De data die ik heb verzameld zijn tweeledig en hebben, naar mijn mening, een versterkende werking op elkaar.  

Eén van de data zijn de lapjes die gemaakt zijn en waar deelnemers aan mijn onderzoek op hun manier hun beschermjas hebben weergegeven. Door hiermee bezig te zijn, en voorafgaand het maakproces, de verwarring die kon ontstaan door na te denken over de vraag ‘Wat is jouw beschermjas’, kon teweegbrengen dat er voor de deelnemers zelf onthullende en verrassende inzichten en gedachten naar bovenkwamen. Eerder heb ik in mijn logboek al geschreven over de onderzoeken die ik vond over de stress-reducerende werking die werken met je handen heeft en dat het is gebleken dat werken met textiel dit versterkt. (Reynolds, 2000, blog: https://www.debora24-7.nl/blog/het-patchwork/

De ontmoetingen en de verhalen die hieruit voortkwamen, krijgen op twee manieren een plek in het onderzoek: voor de analyse heb ik er een aantal uitgewerkt, zodat ik kan laten zien welke gedachten naar boven kwamen en welke inzichten hieruit voortkwamen. Dit is een selectie van alle ontmoetingen die ik vanaf december 2019 heb gehad. Daarbij wil ik quotes en fragmenten van deze ontmoetingen samenbrengen in een filmpje dat aan zal staan als het patchwork wordt getoond. Dit filmpje kan ook ‘los’ getoond worden, aangezien het patchwork groot is en niet altijd makkelijk te laten zien zal zijn.
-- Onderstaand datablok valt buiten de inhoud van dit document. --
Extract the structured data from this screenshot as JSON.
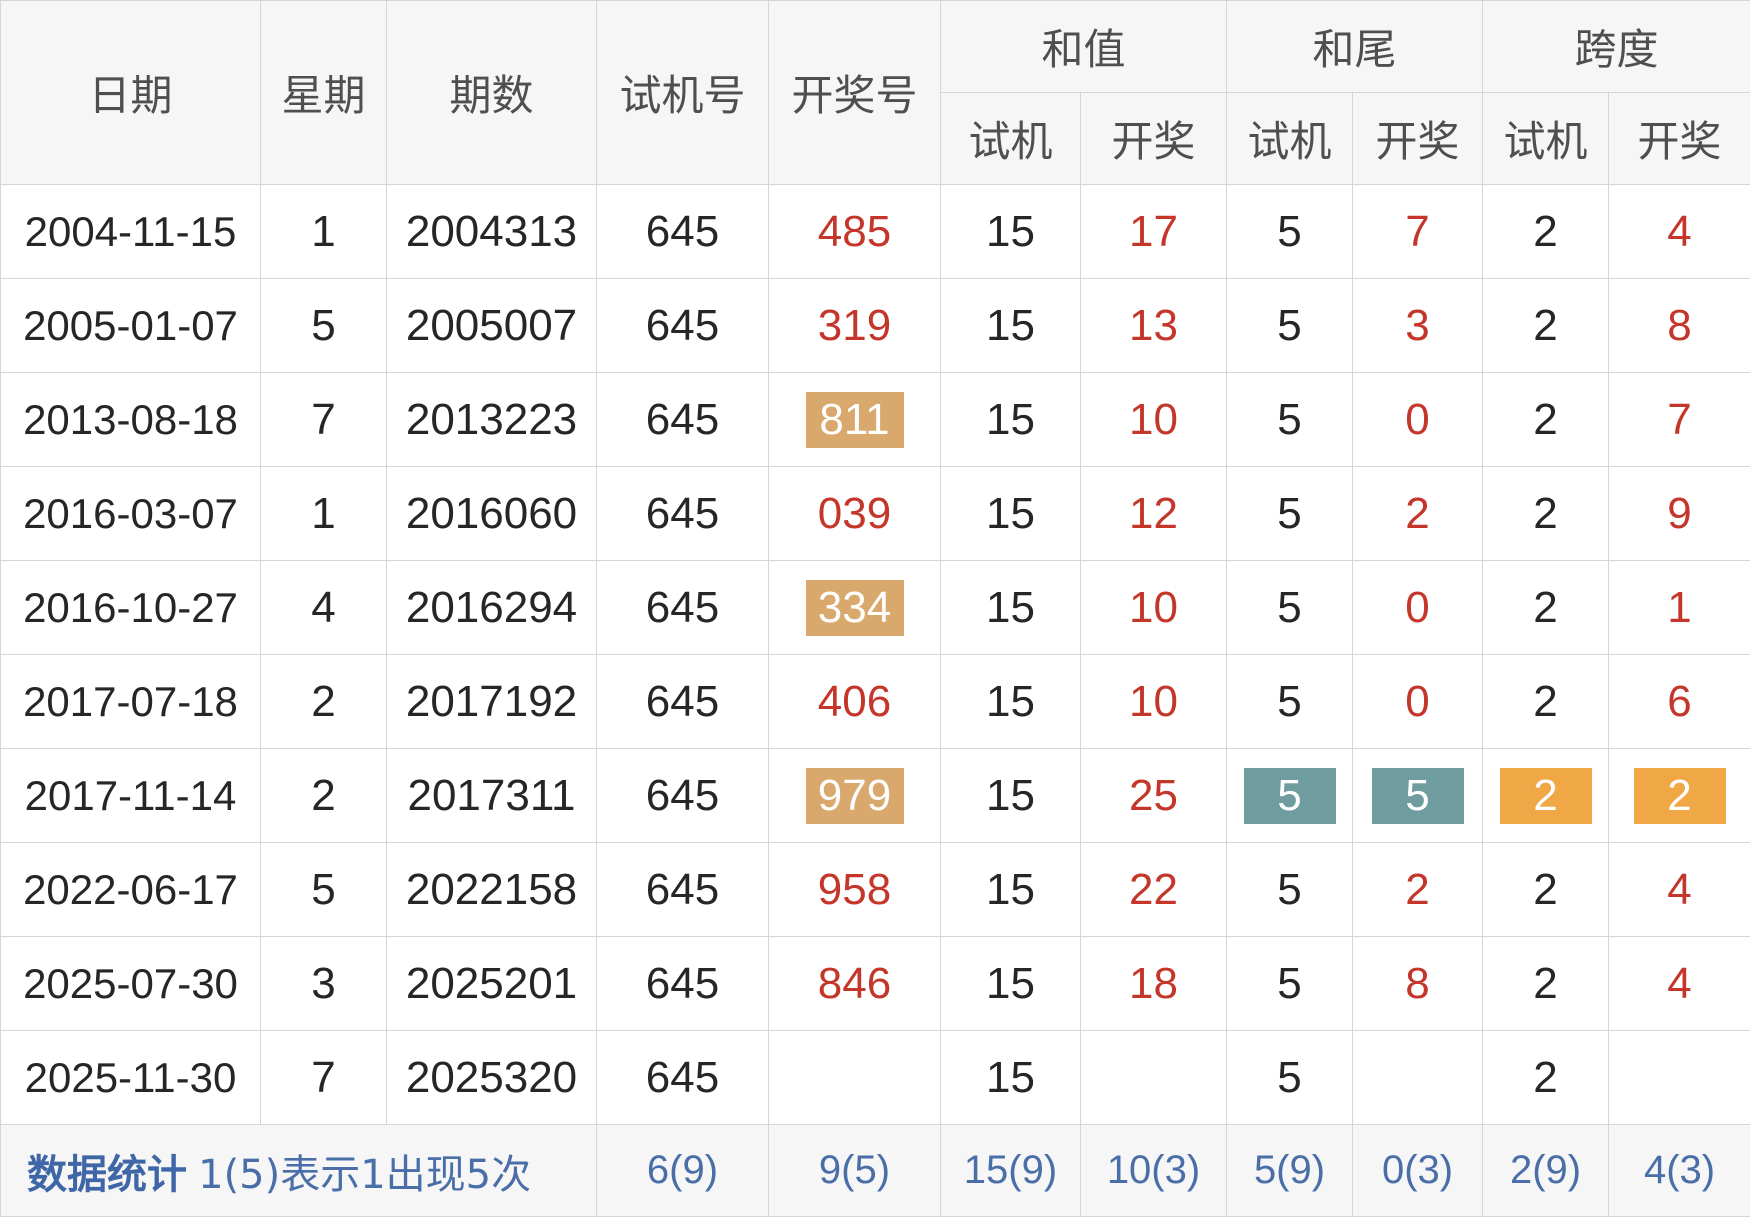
{
  "header": {
    "date": "日期",
    "weekday": "星期",
    "issue": "期数",
    "trial": "试机号",
    "draw": "开奖号",
    "sum": "和值",
    "tail": "和尾",
    "span": "跨度",
    "sub_trial": "试机",
    "sub_draw": "开奖"
  },
  "rows": [
    {
      "date": "2004-11-15",
      "weekday": "1",
      "issue": "2004313",
      "trial": "645",
      "draw": "485",
      "sum_trial": "15",
      "sum_draw": "17",
      "tail_trial": "5",
      "tail_draw": "7",
      "span_trial": "2",
      "span_draw": "4"
    },
    {
      "date": "2005-01-07",
      "weekday": "5",
      "issue": "2005007",
      "trial": "645",
      "draw": "319",
      "sum_trial": "15",
      "sum_draw": "13",
      "tail_trial": "5",
      "tail_draw": "3",
      "span_trial": "2",
      "span_draw": "8"
    },
    {
      "date": "2013-08-18",
      "weekday": "7",
      "issue": "2013223",
      "trial": "645",
      "draw": "811",
      "sum_trial": "15",
      "sum_draw": "10",
      "tail_trial": "5",
      "tail_draw": "0",
      "span_trial": "2",
      "span_draw": "7"
    },
    {
      "date": "2016-03-07",
      "weekday": "1",
      "issue": "2016060",
      "trial": "645",
      "draw": "039",
      "sum_trial": "15",
      "sum_draw": "12",
      "tail_trial": "5",
      "tail_draw": "2",
      "span_trial": "2",
      "span_draw": "9"
    },
    {
      "date": "2016-10-27",
      "weekday": "4",
      "issue": "2016294",
      "trial": "645",
      "draw": "334",
      "sum_trial": "15",
      "sum_draw": "10",
      "tail_trial": "5",
      "tail_draw": "0",
      "span_trial": "2",
      "span_draw": "1"
    },
    {
      "date": "2017-07-18",
      "weekday": "2",
      "issue": "2017192",
      "trial": "645",
      "draw": "406",
      "sum_trial": "15",
      "sum_draw": "10",
      "tail_trial": "5",
      "tail_draw": "0",
      "span_trial": "2",
      "span_draw": "6"
    },
    {
      "date": "2017-11-14",
      "weekday": "2",
      "issue": "2017311",
      "trial": "645",
      "draw": "979",
      "sum_trial": "15",
      "sum_draw": "25",
      "tail_trial": "5",
      "tail_draw": "5",
      "span_trial": "2",
      "span_draw": "2"
    },
    {
      "date": "2022-06-17",
      "weekday": "5",
      "issue": "2022158",
      "trial": "645",
      "draw": "958",
      "sum_trial": "15",
      "sum_draw": "22",
      "tail_trial": "5",
      "tail_draw": "2",
      "span_trial": "2",
      "span_draw": "4"
    },
    {
      "date": "2025-07-30",
      "weekday": "3",
      "issue": "2025201",
      "trial": "645",
      "draw": "846",
      "sum_trial": "15",
      "sum_draw": "18",
      "tail_trial": "5",
      "tail_draw": "8",
      "span_trial": "2",
      "span_draw": "4"
    },
    {
      "date": "2025-11-30",
      "weekday": "7",
      "issue": "2025320",
      "trial": "645",
      "draw": "",
      "sum_trial": "15",
      "sum_draw": "",
      "tail_trial": "5",
      "tail_draw": "",
      "span_trial": "2",
      "span_draw": ""
    }
  ],
  "stats": {
    "title": "数据统计",
    "note": "1(5)表示1出现5次",
    "trial": "6(9)",
    "draw": "9(5)",
    "sum_trial": "15(9)",
    "sum_draw": "10(3)",
    "tail_trial": "5(9)",
    "tail_draw": "0(3)",
    "span_trial": "2(9)",
    "span_draw": "4(3)"
  },
  "colors": {
    "draw_text": "#c5362a",
    "highlight_draw": "#d9a86c",
    "highlight_tail": "#6e9c9f",
    "highlight_span": "#f0a846",
    "stats_text": "#4a6ea8"
  }
}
Gaandeweg het onderzoek, kwam ik op het idee om ook met studenten aan het patchwork te werken. Ook al is er veel bekend over de helende en ontspannende werking van kunstzinnige en creatieve activiteiten doordat er al veel onderzoek naar gedaan is, dat wil zeker niet zeggen dat het gemeengoed in ziekenhuizen is, om manieren te vinden hoe je dit actief kan inzetten. Ik merkte, naast de veelal positieve reacties en ervaringen die ik met patiënten had tijdens het werken in het open atelier, dat sommige verpleegkundigen nogal lacherig kunnen reageren als je het wilt aanbieden. Ook in het Radboud universitair medisch centrum, waar de Blue Zone nu al bijna een jaar actief is. Ik heb het idee geopperd of het een idee kan zijn om verpleegkundigen hier een training in aan te bieden, maar in het gesprek dat ik had met Micha Holla, traumachirurg in Radboudumc, gaf hij aan dat er een te grote werkdruk ligt op de verpleegkundigen en dat hier geen ruimte voor is.  

Voor de studenten was het enerzijds een manier om over zichzelf na te denken en was het zo een bijdrage aan hun persoonlijke ontwikkeling, anderzijds was het een manier om hen te laten beleven hoe zij creativiteit een plek kunnen geven in hun beroepspraktijk.  

Gaandeweg mijn onderzoek werd ik geraakt door de openhartigheid en bereidheid dit te delen door de deelnemers. Een van de beoogde doelen van de initiatiefnemers van de Blue Zone, Eveline Kooke en Anne van Rossum, is ontspanning brengen. Ontspanning betekent: ‘Andere activiteiten doen dan je de hele dag al hebt gedaan. Het geestelijk en lichamelijk tot rust komen.’ (www.encyclo.nl) 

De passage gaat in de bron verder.